According to friends I spoke with, applying for the ikamet is a common practice, hence the steady flow of immigrants coming to Istanbul. With time running out, I completed the form online and made sure I had all the necessary requirements. I was staying with one of my friends who served as a guarantor, and also had proof of my income, which were the savings I had after my job ended—more than enough to sustain myself for a year due to the strength of the American dollar. I also obtained Turkish health insurance, a requirement for applying, thanks to the helpful folks at the Istanbul Foreigner’s Office, an indispensable resource for new Istanbulites that I can’t recommend enough. I wasn’t allowed to leave the country during this time and spent months wondering, waiting to get an email or a text message about my application.

I was so dejected to think I might be leaving soon. But my friend Sinan advised me, in a typically Turkish manner, to stay calm. “The best thing that we can do is just to enjoy the time that we have in front of us, and handle the future when it gets here,” he said.

I eventually got a text message to deliver some forms and pay some fees at an official office way out in the suburbs. That day, after muddling through a chaotic queue of applicants and waiting for a couple of hours, I finally got to the registration window and expected to pay my fees and leave and continue waiting another month for more news about the ikamet. But miraculously, after presenting my forms and a copy of my e-visa document, I received a stamped paper stating my ikamet was approved for a one-year stay in Turkey.

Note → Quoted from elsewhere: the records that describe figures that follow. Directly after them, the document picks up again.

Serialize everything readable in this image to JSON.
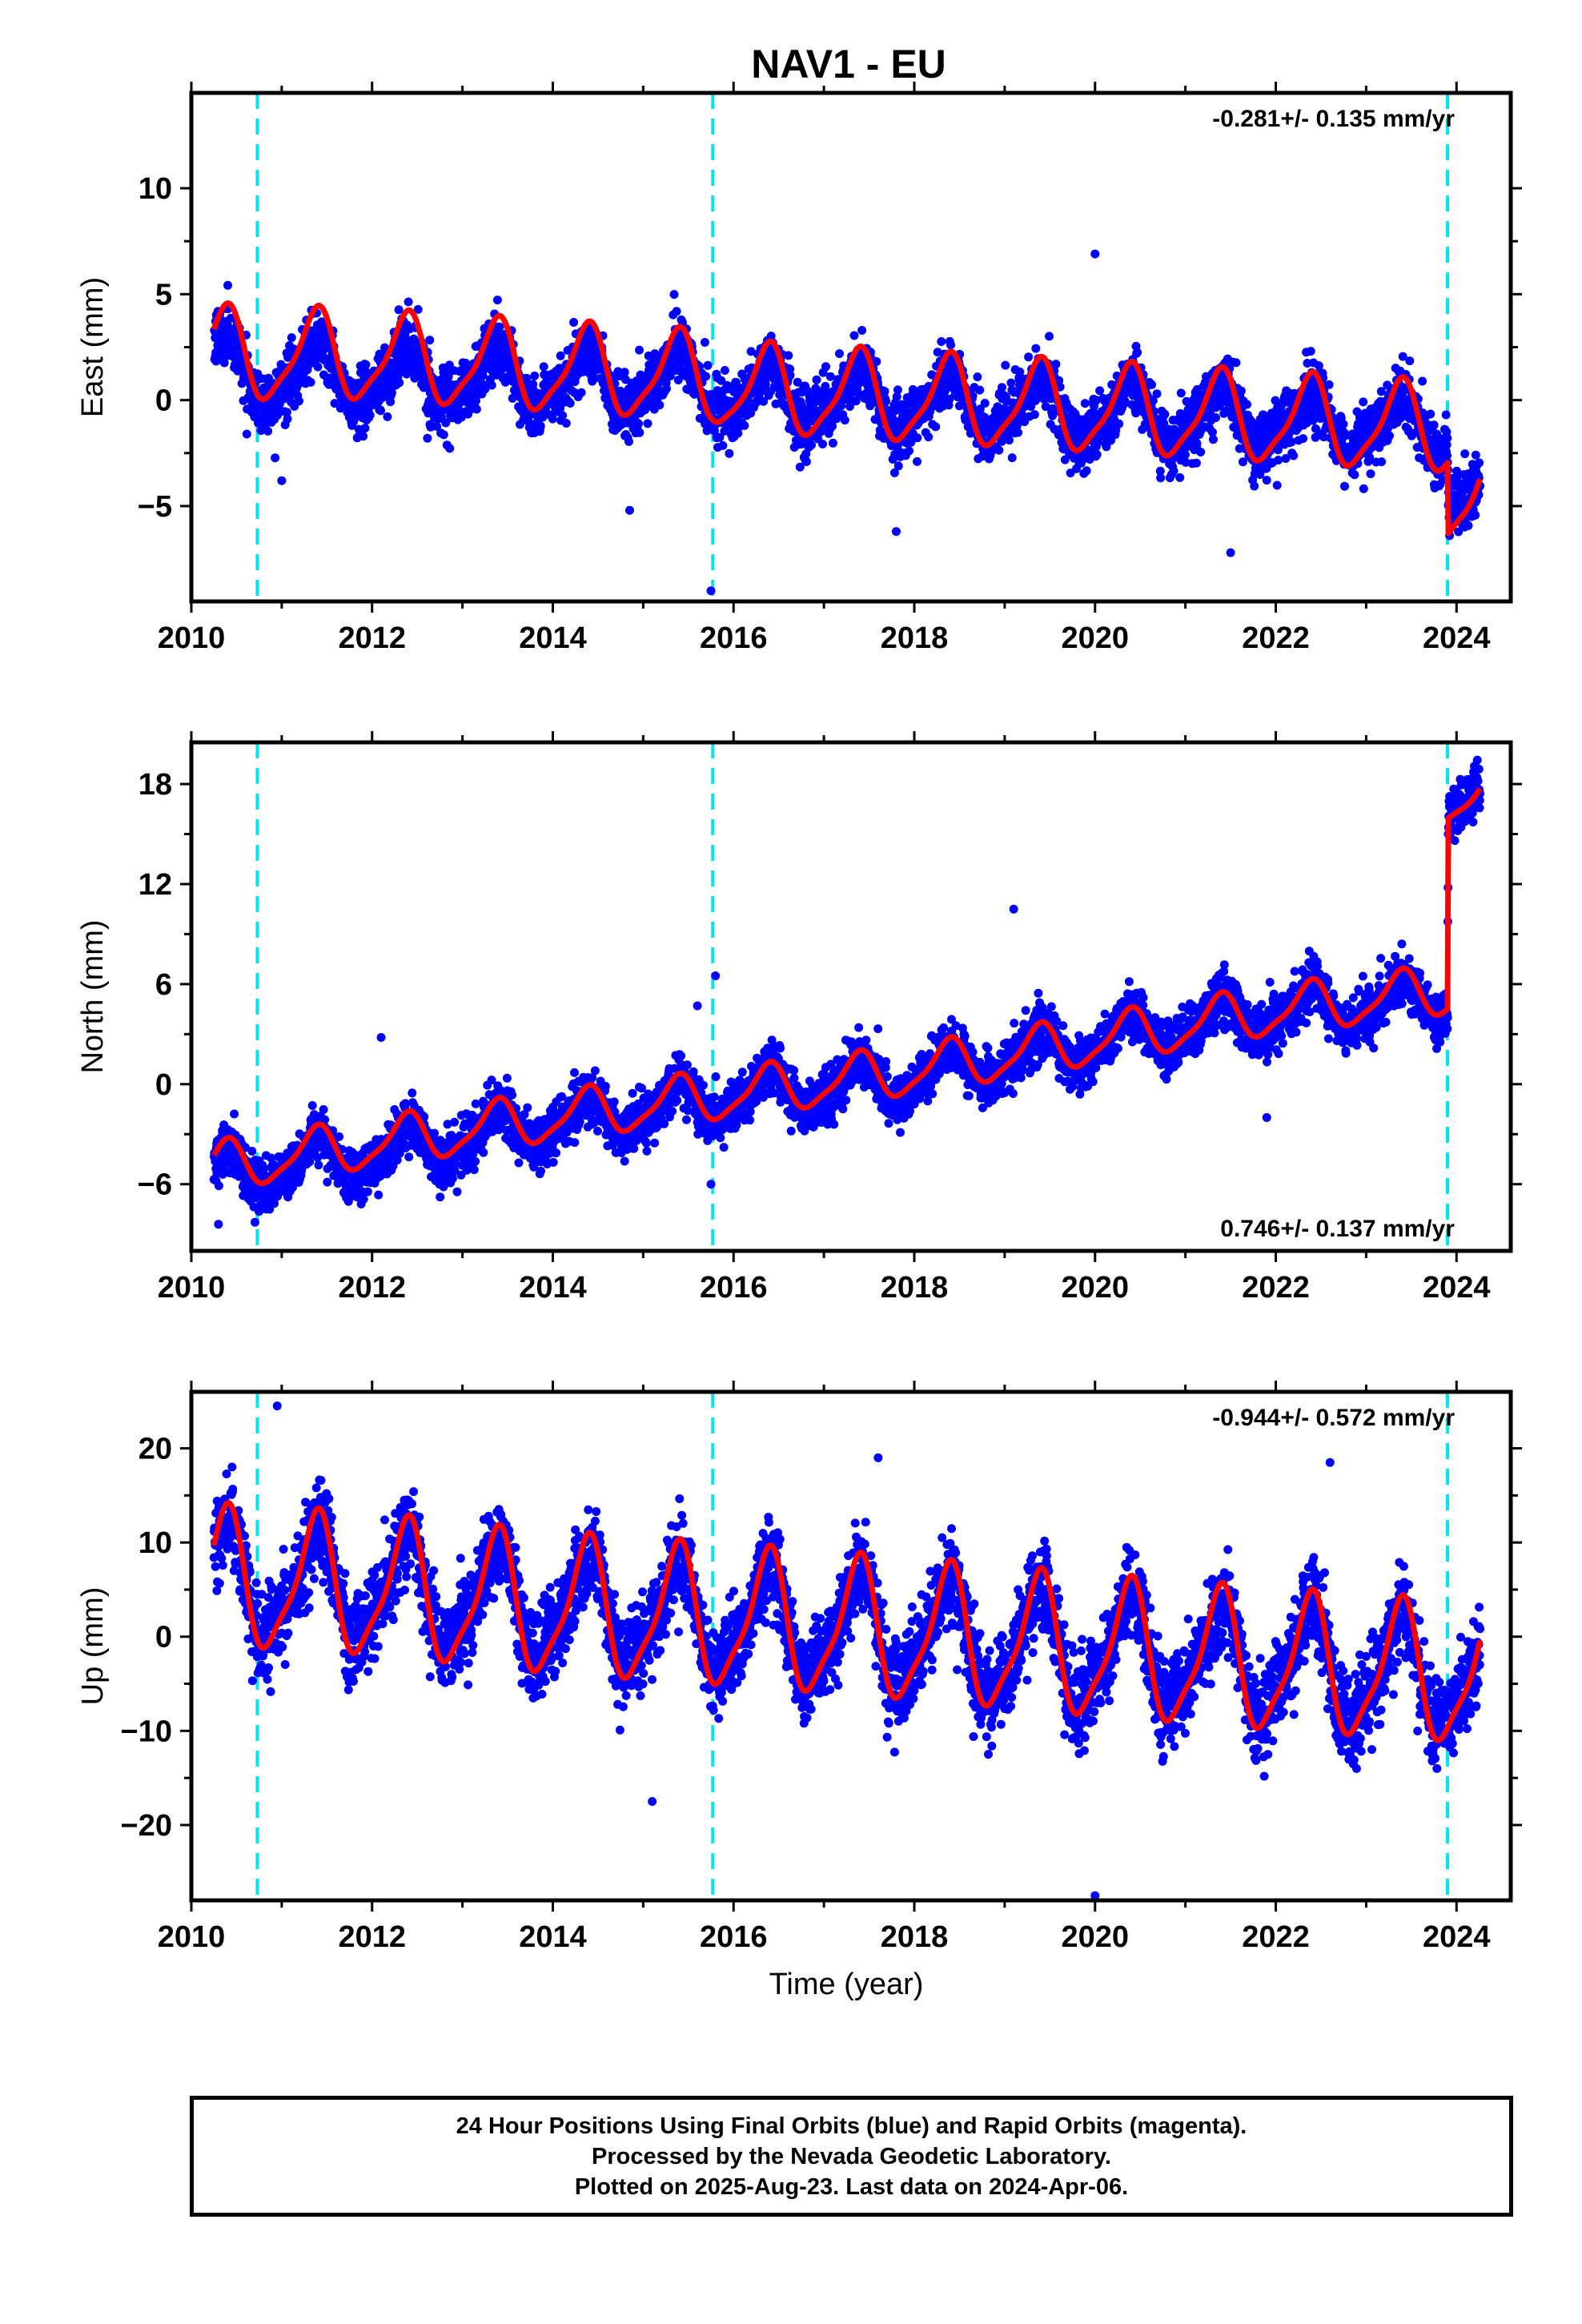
{
  "title": "NAV1 - EU",
  "xlabel": "Time (year)",
  "colors": {
    "data": "#0000ff",
    "model": "#ff0000",
    "offset": "#00e5ee",
    "frame": "#000000"
  },
  "footer": {
    "line1": "24 Hour Positions Using Final Orbits (blue) and Rapid Orbits (magenta).",
    "line2": "Processed by the Nevada Geodetic Laboratory.",
    "line3": "Plotted on 2025-Aug-23. Last data on 2024-Apr-06."
  },
  "chart_data": [
    {
      "type": "scatter",
      "ylabel": "East (mm)",
      "rate_label": "-0.281+/- 0.135 mm/yr",
      "rate_position": "top-right",
      "xlim": [
        2010,
        2024.6
      ],
      "ylim": [
        -9.5,
        14.5
      ],
      "xticks": [
        2010,
        2012,
        2014,
        2016,
        2018,
        2020,
        2022,
        2024
      ],
      "yticks": [
        -5,
        0,
        5,
        10
      ],
      "offset_lines": [
        2010.73,
        2015.77,
        2023.9
      ],
      "series": [
        {
          "kind": "points",
          "amplitude": 1.3,
          "noise": 1.3,
          "x_start": 2010.25,
          "x_end": 2024.26,
          "trend_points": [
            [
              2010.25,
              2.0
            ],
            [
              2010.73,
              1.2
            ],
            [
              2015.77,
              0.8
            ],
            [
              2016.0,
              0.3
            ],
            [
              2023.9,
              -1.4
            ],
            [
              2023.91,
              -3.8
            ],
            [
              2024.26,
              -4.8
            ]
          ],
          "outliers": [
            [
              2020.0,
              6.9
            ],
            [
              2017.8,
              -6.2
            ],
            [
              2014.85,
              -5.2
            ],
            [
              2015.75,
              -9.0
            ],
            [
              2021.5,
              -7.2
            ],
            [
              2011.0,
              -3.8
            ]
          ]
        },
        {
          "kind": "model",
          "amplitude": 2.0,
          "trend_points": [
            [
              2010.25,
              2.3
            ],
            [
              2010.73,
              2.0
            ],
            [
              2011.5,
              2.1
            ],
            [
              2015.77,
              1.0
            ],
            [
              2016.0,
              0.5
            ],
            [
              2023.9,
              -1.4
            ],
            [
              2023.91,
              -4.8
            ],
            [
              2024.26,
              -4.9
            ]
          ]
        }
      ]
    },
    {
      "type": "scatter",
      "ylabel": "North (mm)",
      "rate_label": "0.746+/- 0.137 mm/yr",
      "rate_position": "bottom-right",
      "xlim": [
        2010,
        2024.6
      ],
      "ylim": [
        -10,
        20.5
      ],
      "xticks": [
        2010,
        2012,
        2014,
        2016,
        2018,
        2020,
        2022,
        2024
      ],
      "yticks": [
        -6,
        0,
        6,
        12,
        18
      ],
      "offset_lines": [
        2010.73,
        2015.77,
        2023.9
      ],
      "series": [
        {
          "kind": "points",
          "amplitude": 1.2,
          "noise": 1.4,
          "x_start": 2010.25,
          "x_end": 2024.26,
          "trend_points": [
            [
              2010.25,
              -5.5
            ],
            [
              2012.0,
              -4.2
            ],
            [
              2014.0,
              -2.3
            ],
            [
              2016.0,
              -0.8
            ],
            [
              2018.0,
              0.4
            ],
            [
              2020.0,
              2.5
            ],
            [
              2022.0,
              4.3
            ],
            [
              2023.9,
              5.2
            ],
            [
              2023.91,
              17.2
            ],
            [
              2024.26,
              17.2
            ]
          ],
          "outliers": [
            [
              2019.1,
              10.5
            ],
            [
              2015.8,
              6.5
            ],
            [
              2015.75,
              -6.0
            ],
            [
              2021.9,
              -2.0
            ],
            [
              2010.3,
              -8.4
            ],
            [
              2012.1,
              2.8
            ],
            [
              2015.6,
              4.7
            ]
          ]
        },
        {
          "kind": "model",
          "amplitude": 1.4,
          "trend_points": [
            [
              2010.25,
              -5.0
            ],
            [
              2012.0,
              -3.6
            ],
            [
              2014.0,
              -2.0
            ],
            [
              2016.0,
              -0.6
            ],
            [
              2018.0,
              0.8
            ],
            [
              2020.0,
              2.6
            ],
            [
              2022.0,
              4.4
            ],
            [
              2023.9,
              5.6
            ],
            [
              2023.91,
              17.0
            ],
            [
              2024.26,
              16.9
            ]
          ]
        }
      ]
    },
    {
      "type": "scatter",
      "ylabel": "Up (mm)",
      "rate_label": "-0.944+/- 0.572 mm/yr",
      "rate_position": "top-right",
      "xlim": [
        2010,
        2024.6
      ],
      "ylim": [
        -28,
        26
      ],
      "xticks": [
        2010,
        2012,
        2014,
        2016,
        2018,
        2020,
        2022,
        2024
      ],
      "yticks": [
        -20,
        -10,
        0,
        10,
        20
      ],
      "offset_lines": [
        2010.73,
        2015.77,
        2023.9
      ],
      "series": [
        {
          "kind": "points",
          "amplitude": 5.5,
          "noise": 4.2,
          "x_start": 2010.25,
          "x_end": 2024.26,
          "trend_points": [
            [
              2010.25,
              6.0
            ],
            [
              2012.0,
              5.0
            ],
            [
              2014.0,
              3.0
            ],
            [
              2016.0,
              1.5
            ],
            [
              2018.0,
              0.0
            ],
            [
              2020.0,
              -1.5
            ],
            [
              2022.0,
              -3.0
            ],
            [
              2023.9,
              -4.2
            ],
            [
              2024.26,
              -4.5
            ]
          ],
          "outliers": [
            [
              2020.0,
              -27.5
            ],
            [
              2010.95,
              24.5
            ],
            [
              2022.6,
              18.5
            ],
            [
              2017.6,
              19.0
            ],
            [
              2015.1,
              -17.5
            ]
          ]
        },
        {
          "kind": "model",
          "amplitude": 7.0,
          "trend_points": [
            [
              2010.25,
              6.0
            ],
            [
              2012.0,
              5.0
            ],
            [
              2014.0,
              3.0
            ],
            [
              2016.0,
              1.7
            ],
            [
              2018.0,
              0.2
            ],
            [
              2020.0,
              -1.5
            ],
            [
              2022.0,
              -3.0
            ],
            [
              2023.9,
              -4.2
            ],
            [
              2024.26,
              -4.5
            ]
          ]
        }
      ]
    }
  ]
}
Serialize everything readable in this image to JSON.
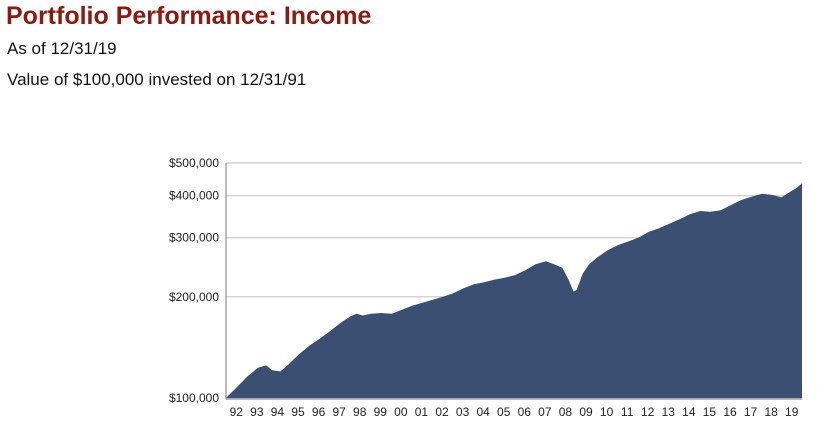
{
  "header": {
    "title": "Portfolio Performance: Income",
    "as_of": "As of 12/31/19",
    "subtitle": "Value of $100,000 invested on 12/31/91"
  },
  "colors": {
    "title": "#8b1a10",
    "area_fill": "#3b4f72",
    "grid": "#d4d4d4",
    "axis": "#777777"
  },
  "chart_data": {
    "type": "area",
    "title": "Portfolio Performance: Income",
    "subtitle": "Value of $100,000 invested on 12/31/91",
    "y_scale": "log",
    "ylim": [
      100000,
      500000
    ],
    "xlim": [
      1991.95,
      2019.95
    ],
    "grid": true,
    "y_ticks": [
      {
        "value": 100000,
        "label": "$100,000"
      },
      {
        "value": 200000,
        "label": "$200,000"
      },
      {
        "value": 300000,
        "label": "$300,000"
      },
      {
        "value": 400000,
        "label": "$400,000"
      },
      {
        "value": 500000,
        "label": "$500,000"
      }
    ],
    "x_ticks": [
      {
        "value": 1992.45,
        "label": "92"
      },
      {
        "value": 1993.45,
        "label": "93"
      },
      {
        "value": 1994.45,
        "label": "94"
      },
      {
        "value": 1995.45,
        "label": "95"
      },
      {
        "value": 1996.45,
        "label": "96"
      },
      {
        "value": 1997.45,
        "label": "97"
      },
      {
        "value": 1998.45,
        "label": "98"
      },
      {
        "value": 1999.45,
        "label": "99"
      },
      {
        "value": 2000.45,
        "label": "00"
      },
      {
        "value": 2001.45,
        "label": "01"
      },
      {
        "value": 2002.45,
        "label": "02"
      },
      {
        "value": 2003.45,
        "label": "03"
      },
      {
        "value": 2004.45,
        "label": "04"
      },
      {
        "value": 2005.45,
        "label": "05"
      },
      {
        "value": 2006.45,
        "label": "06"
      },
      {
        "value": 2007.45,
        "label": "07"
      },
      {
        "value": 2008.45,
        "label": "08"
      },
      {
        "value": 2009.45,
        "label": "09"
      },
      {
        "value": 2010.45,
        "label": "10"
      },
      {
        "value": 2011.45,
        "label": "11"
      },
      {
        "value": 2012.45,
        "label": "12"
      },
      {
        "value": 2013.45,
        "label": "13"
      },
      {
        "value": 2014.45,
        "label": "14"
      },
      {
        "value": 2015.45,
        "label": "15"
      },
      {
        "value": 2016.45,
        "label": "16"
      },
      {
        "value": 2017.45,
        "label": "17"
      },
      {
        "value": 2018.45,
        "label": "18"
      },
      {
        "value": 2019.45,
        "label": "19"
      }
    ],
    "series": [
      {
        "x": [
          1991.95,
          1992.5,
          1993.0,
          1993.5,
          1993.9,
          1994.2,
          1994.6,
          1995.0,
          1995.5,
          1996.0,
          1996.5,
          1997.0,
          1997.5,
          1998.0,
          1998.3,
          1998.6,
          1999.0,
          1999.5,
          2000.0,
          2000.5,
          2001.0,
          2001.5,
          2002.0,
          2002.5,
          2003.0,
          2003.5,
          2004.0,
          2004.5,
          2005.0,
          2005.5,
          2006.0,
          2006.5,
          2007.0,
          2007.5,
          2007.9,
          2008.3,
          2008.6,
          2008.85,
          2009.0,
          2009.3,
          2009.6,
          2010.0,
          2010.5,
          2011.0,
          2011.5,
          2012.0,
          2012.5,
          2013.0,
          2013.5,
          2014.0,
          2014.5,
          2015.0,
          2015.5,
          2016.0,
          2016.5,
          2017.0,
          2017.5,
          2018.0,
          2018.5,
          2018.95,
          2019.3,
          2019.7,
          2019.95
        ],
        "values": [
          100000,
          108000,
          116000,
          123000,
          125000,
          121000,
          120000,
          126000,
          135000,
          143000,
          150000,
          158000,
          167000,
          175000,
          178000,
          176000,
          178000,
          179000,
          178000,
          183000,
          188000,
          192000,
          196000,
          200000,
          205000,
          212000,
          218000,
          221000,
          225000,
          228000,
          232000,
          240000,
          250000,
          255000,
          250000,
          244000,
          225000,
          207000,
          210000,
          235000,
          250000,
          262000,
          275000,
          285000,
          292000,
          300000,
          312000,
          320000,
          330000,
          340000,
          352000,
          360000,
          358000,
          362000,
          375000,
          388000,
          397000,
          405000,
          402000,
          395000,
          408000,
          422000,
          435000
        ]
      }
    ]
  }
}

Now it’s been over six months since I first landed in Turkey, with a future that continues to write itself. Things are a lot quieter as compared to the summer due to a partial lockdown that began in December which encompasses a nightly weekday curfew and total lockdown on the weekends, with essential travel (like going to the grocery) only being permitted. Tourists are exempt from the lockdown rules, but restaurants are takeaway only and bars and cafes are closed, which has all but killed the city’s boisterous spirit and has forced people to gather in picnics or illegally in their homes. COVID-19 infections have been on the rise but are stabilizing, and the Turkish government has been steadfast in delivering one of the Chinese vaccines to healthcare workers and vulnerable groups.

Thanks to the ikamet, I’m able to return home or travel elsewhere without the worry of having an expired e-visa. With part-time and remote work, a new reality sealed by COVID-19, and the strength of the American dollar to the Turkish lira, I’m dually able to sustain my obligations in New York City while “living” here, with extra time to discover Turkey’s delights.

During downtime, while in Istanbul’s lockdown, I’ve spent my time perfecting my Turkish with a close friend on Zoom and studying with children’s books, learning more and more about Istanbul (a city nearly three times the size of New York) and reflecting on how much my time here has unexpectedly impacted and changed me. Connection to other cultures and self is a huge part of what makes travel so transformative.

I’m truly grateful for the Turkish friends I know and have met along the way, who have welcomed me with their warm arms and never-ending smiles, unequivocally offering me the grandest gestures of help, ranging from helping me with my ikamet application, offering instantaneous translation help when I was in a jam or accompanying me to hospital visits. Part of why I couldn’t imagine leaving yet is quite simply because of them. I’m still sorting out my “life” here, a reality I could never dream of back in February when everything was turned upside down. But willingly letting myself get lost was what I needed to shift my perspective, and reminded me that life doesn’t cease in offering us new and enriching opportunities. And undoubtedly, Turkey is the perfect place to lose oneself.